My students, who are in the ballpark of 18-20, balk more at being assigned a poetry collection or a work of experimental fiction than they do at a long, but straightforwardly narrative, text. What I’m noticing most is a resistance to complexity and difficulty—texts that make us read passages twice or go back to search for meaning—more so than a resistance to longer works, as long as they read easily. To cull some well-worn examples, think of the Twilight books and Harry Potter—two rampantly successful series for YA readers in the last decade—and those books are long! But easy. Vapidly easy, in the case of Twilight. So readers who grew up on them, those same readers that I now have in lit. class, aren’t put off by the length of a text, necessarily, but they want the ease of a narrative plot and the readily digestible characters offered by commercial fiction. And don’t get me wrong, I loved reading Harry Potter, but it’s alarming when a change in point of view or a challenge to convention is enough to get my students up in arms.

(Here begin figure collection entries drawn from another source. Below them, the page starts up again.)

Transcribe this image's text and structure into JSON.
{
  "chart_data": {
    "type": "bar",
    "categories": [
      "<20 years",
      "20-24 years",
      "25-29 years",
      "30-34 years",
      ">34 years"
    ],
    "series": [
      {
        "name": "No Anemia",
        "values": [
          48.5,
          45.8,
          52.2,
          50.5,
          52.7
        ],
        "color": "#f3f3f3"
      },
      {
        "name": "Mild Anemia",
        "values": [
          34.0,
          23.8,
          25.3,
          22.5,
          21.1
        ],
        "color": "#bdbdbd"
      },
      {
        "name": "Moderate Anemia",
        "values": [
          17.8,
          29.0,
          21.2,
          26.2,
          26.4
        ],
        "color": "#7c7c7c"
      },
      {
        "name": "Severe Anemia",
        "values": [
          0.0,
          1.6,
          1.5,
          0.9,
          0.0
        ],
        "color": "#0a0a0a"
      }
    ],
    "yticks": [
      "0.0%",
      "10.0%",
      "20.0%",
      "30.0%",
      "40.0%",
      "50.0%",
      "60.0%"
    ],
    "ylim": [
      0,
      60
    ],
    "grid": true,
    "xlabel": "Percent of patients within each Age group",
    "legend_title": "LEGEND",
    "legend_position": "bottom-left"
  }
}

5. How does the shapelessness of the poems affect their tone?

Oh boy, get ready for my wordy answer to this one. The prose poem: that anomalous hybrid creation. Charles Simic perhaps put it best when he described the prose poem as “the sole instance we [poets] have of squaring the circle.” In Simic’s estimation, prose poetry “is the result of two contradictory impulses, prose and poetry, and therefore cannot exist, but it does.” And how. As a form, the prose poem shares a great deal with its sister, the poem written in free verse. Both can employ the usual suspects to affect the reader’s sense of tone, or mood: image, point of view, repetition and variation, leaps in time and subject, and so on. At the same time, crafting tone in the prose poem is an act somewhat veiled by its form because, at the most basic level, the prose poem’s units of information are constructed in sentences and paragraphs to free verse’s lines and strophes. This seems quite obvious, but there’s a magic in the paragraph. As Jayne Anne Phillips reminds us, “The poem broken into lines announces itself as a poem, but the paragraph seems innocent, workaday, invisible.” When handed a prose poem, we let down our guard. James Tate has aptly characterized the form as “a means of seduction…People generally do not run for cover when they are confronted with a paragraph or two. The paragraph says to them: I won’t take much of your time, and if you don’t mind me saying so, I am not known to be arcane, obtuse, precious, or high-falutin’. Come on in.” And so we do, perhaps lulled by the prose poet’s use of sentences and paragraphs, and we walk right in. Once inside, those elements of image, repetition, leaps, and so on do their work same as in lineated poems, but they’re less conspicuous, perhaps, less capital “P” Poetic, and thus tone is born, unexpectedly, capable of taking us hostage.

6. Who is your favorite human of the year?

If you’re taking the time to read this, you are.